High Performance Parallel Computing

Computational methods are growing increasingly important in many areas of science, and the solution to many problems depend on computers that are vastly faster and holds more memory than what a single high-end server can offer. Top supercomputers consist of more than hundred million processor cores working in parallel, and soon a top machine will host more than a billion processors. Programming such highly parallel computers is difficult, and ensuring both program correctness and high performance is non-trivial. In this class students will learn how computers are build, from the individual CPU and up to millions of processor cores. Students will learn to program high performance applications with both accelerators (GPUs), shared memory and explicit message passing paradigms. The theory is put in to practice through hands-on exercises, and students will learn to map algorithms to parallel architectures and how to decompose problems for parallel execution.

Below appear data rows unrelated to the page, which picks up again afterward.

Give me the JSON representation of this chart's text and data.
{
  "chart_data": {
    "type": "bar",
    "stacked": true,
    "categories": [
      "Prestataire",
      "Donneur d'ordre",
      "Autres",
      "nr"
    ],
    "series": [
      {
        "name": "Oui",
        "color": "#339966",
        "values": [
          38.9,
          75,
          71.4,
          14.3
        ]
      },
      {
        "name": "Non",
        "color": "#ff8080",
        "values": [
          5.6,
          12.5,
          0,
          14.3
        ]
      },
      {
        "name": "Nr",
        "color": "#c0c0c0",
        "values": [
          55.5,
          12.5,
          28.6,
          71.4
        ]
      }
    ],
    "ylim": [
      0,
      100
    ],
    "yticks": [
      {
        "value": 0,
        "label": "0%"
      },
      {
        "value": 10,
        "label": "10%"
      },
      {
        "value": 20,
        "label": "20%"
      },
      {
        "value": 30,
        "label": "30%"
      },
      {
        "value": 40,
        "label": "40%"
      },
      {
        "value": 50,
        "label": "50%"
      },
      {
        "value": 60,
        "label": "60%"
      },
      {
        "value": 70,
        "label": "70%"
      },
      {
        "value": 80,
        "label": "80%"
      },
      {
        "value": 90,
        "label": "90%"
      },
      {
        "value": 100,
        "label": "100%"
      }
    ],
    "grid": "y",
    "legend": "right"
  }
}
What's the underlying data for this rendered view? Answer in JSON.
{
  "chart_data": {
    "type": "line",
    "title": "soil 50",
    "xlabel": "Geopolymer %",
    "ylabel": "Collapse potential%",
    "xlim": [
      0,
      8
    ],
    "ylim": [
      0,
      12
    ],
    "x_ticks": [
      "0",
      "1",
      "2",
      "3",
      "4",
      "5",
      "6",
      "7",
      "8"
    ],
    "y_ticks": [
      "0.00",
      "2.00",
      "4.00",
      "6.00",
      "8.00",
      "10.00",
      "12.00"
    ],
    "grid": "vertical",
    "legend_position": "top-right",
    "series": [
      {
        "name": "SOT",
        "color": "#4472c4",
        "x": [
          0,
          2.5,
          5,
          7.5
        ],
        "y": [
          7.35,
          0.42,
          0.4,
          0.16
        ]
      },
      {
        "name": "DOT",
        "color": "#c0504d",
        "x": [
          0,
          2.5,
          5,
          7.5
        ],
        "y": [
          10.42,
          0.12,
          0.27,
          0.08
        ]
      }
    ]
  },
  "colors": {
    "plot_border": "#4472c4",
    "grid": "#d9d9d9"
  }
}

We will use the ERDA MODI cluster to execute the programs on a real high performance computing infrastructure and evaluate both performance, scalability and correctness of the programs. The hands-on exercises use examples from astrophysics, biophysics, geophysics, high-energy physics, and solid-state physics. The numerical methods for each week are chosen to be well-suited to each parallel architecture. During the exercises we will each week introduce a new tool, such as debuggers, profilers, and parallel correctness checkers, to aid in the development of high performing programs.

We will use C++ as the course language, and small python programs for visualizing the data. The first week is dedicated to introducing C++ and general programming.